The real reason to pull down Churchill’s statue

Danny Boyle’s opening ceremony for the 2012 London Olympics briefly united the world in Anglophilia. The Britain celebrated there seemed amused, multicultural, cool — the Britain of the Beatles, the National Health Service, Shakespeare and Mr Bean. There was, however, one strong dissonant note: the moment when, as a camera follows the Queen’s supposed helicopter from Buckingham Palace to the East End, Churchill’s statue in Parliament Square smiles and waves its stick in greeting. That had no place in this warm celebration of Cool Britannia.
Those who abhor Churchill do so for good reason. Shashi Tharoor has explained that Churchill was “a war criminal and an enemy of decency and humanity, a blinkered imperialist untroubled by the oppression of non-white peoples, a man who fought not to defend but to deny our freedom.” When angry Londoners attacked this same statue last week, many cheered here in the colonies Churchill struggled all his life to keep.
Boris Johnson disagrees.
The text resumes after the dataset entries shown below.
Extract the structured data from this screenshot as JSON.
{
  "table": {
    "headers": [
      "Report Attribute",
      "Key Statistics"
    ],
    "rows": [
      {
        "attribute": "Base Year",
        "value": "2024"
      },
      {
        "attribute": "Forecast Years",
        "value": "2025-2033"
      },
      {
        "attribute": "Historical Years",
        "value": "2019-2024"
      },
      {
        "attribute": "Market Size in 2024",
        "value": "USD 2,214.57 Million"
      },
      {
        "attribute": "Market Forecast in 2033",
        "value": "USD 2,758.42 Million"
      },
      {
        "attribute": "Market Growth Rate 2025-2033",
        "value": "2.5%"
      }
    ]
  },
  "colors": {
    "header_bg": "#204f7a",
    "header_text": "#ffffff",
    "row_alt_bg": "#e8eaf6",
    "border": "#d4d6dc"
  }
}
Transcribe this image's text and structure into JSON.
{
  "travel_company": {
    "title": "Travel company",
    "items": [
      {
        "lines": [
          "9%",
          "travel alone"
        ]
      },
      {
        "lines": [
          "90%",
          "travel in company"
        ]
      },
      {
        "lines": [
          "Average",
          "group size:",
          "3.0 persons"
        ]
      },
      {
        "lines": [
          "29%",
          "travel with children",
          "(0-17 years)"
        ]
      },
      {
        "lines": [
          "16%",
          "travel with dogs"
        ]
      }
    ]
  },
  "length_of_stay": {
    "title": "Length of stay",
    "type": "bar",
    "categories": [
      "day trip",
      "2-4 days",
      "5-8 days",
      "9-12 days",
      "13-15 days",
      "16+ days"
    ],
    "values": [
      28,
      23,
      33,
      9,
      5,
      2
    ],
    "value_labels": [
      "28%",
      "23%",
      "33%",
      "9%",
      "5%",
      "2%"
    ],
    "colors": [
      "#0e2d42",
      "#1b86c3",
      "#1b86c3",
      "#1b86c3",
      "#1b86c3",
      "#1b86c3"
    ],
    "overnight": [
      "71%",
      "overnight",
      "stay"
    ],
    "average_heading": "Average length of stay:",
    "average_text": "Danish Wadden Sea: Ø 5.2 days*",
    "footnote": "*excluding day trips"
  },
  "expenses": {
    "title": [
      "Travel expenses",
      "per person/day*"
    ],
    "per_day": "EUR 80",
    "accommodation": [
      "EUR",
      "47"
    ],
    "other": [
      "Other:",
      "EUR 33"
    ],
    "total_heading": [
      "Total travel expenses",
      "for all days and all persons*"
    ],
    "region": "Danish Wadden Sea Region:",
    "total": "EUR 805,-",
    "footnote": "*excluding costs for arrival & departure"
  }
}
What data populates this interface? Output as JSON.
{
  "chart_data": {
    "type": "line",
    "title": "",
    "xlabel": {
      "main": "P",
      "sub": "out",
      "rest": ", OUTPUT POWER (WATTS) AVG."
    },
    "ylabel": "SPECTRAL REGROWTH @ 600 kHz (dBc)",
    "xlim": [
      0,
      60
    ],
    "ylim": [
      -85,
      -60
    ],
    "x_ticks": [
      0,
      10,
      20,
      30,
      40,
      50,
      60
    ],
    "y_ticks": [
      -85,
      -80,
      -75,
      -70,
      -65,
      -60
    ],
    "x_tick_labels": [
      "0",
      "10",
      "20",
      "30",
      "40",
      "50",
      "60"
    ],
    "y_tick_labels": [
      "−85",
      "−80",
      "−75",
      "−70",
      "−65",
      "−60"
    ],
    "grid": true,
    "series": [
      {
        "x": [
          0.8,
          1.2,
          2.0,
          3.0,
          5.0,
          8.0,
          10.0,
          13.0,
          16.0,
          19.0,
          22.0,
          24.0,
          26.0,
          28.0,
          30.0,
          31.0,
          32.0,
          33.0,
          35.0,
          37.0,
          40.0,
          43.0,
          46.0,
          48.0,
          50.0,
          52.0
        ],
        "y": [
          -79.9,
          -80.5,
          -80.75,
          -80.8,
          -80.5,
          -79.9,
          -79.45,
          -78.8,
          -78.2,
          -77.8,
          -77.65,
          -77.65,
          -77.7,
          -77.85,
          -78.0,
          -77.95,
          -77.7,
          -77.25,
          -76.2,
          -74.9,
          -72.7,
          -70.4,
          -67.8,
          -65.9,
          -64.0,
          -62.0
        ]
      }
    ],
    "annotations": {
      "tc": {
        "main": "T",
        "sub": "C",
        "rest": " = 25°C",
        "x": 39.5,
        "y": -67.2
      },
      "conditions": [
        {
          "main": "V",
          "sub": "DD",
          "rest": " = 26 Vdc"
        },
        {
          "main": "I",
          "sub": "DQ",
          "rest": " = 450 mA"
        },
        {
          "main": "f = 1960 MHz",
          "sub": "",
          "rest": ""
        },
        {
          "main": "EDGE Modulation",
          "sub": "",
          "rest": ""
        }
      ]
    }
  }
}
The statue, says the British prime minister, “is a permanent reminder of his achievement in saving this country — and the whole of Europe — from a fascist and racist tyranny.” His achievement? I suppose America, Russia, the rest of Europe, not to mention the rest of the Empire, had nothing to do with it?
The war was won thanks to half the world’s determination and to the superior innovation of free societies — not a few speeches. I am as much of a historian as is Johnson — that is, not at all, in spite of his awful book on Winston — but unlike him, I read actual historians. And, as the historian Richard Toye has so painstakingly demonstrated, the myth of Churchill’s speeches stiffening the spine of a half-defeated world is just that — a myth. In a world where Winston Churchill never existed, the war would still have been won.
Naturally Johnson would have to defend Churchill. The entire movement that has catapulted Britain out of Europe and Johnson into No. 10 is based upon a painstaking preservation of various absurd myths about British history. The notion that Churchill saved Europe is an unsubtle claim that Europe owes Britain. The idea that Britain, with its vast overseas empire, stood alone in 1940 is an equally unsubtle reminder that it could stand alone today.
Beyond Brexit, the notion of Britishness that Churchill embodies is one that has no place for racial minorities and which dismisses their justified complaints. Without an honest reckoning with its past, the Britain of 2020 will continue to be adrift in a world with few allies, uncertain of what its own economic advantages are and with an increasingly unclear sense of itself as a modern nation. This is a Britain whose mind has been poisoned by such myths and, yes, held back by the weight of statues of slavers and imperialists. Johnson said that statues “teach us about our past, with all its faults.” Statues do not teach; schools do.
So, take down such statues — Churchill, of course, but also Clive “of India” on Whitehall and the generals of the British Indian Army in Trafalgar Square. But if we are to leach this poison from the British mind, then it is school curricula that will have to change. A University of Liverpool lecturer pointed out her students “know very little about Britain’s past, let alone Britain’s connections with the wider world or the history of the world outside Europe. … They therefore know practically nothing about empire and its legacies — including in Britain.”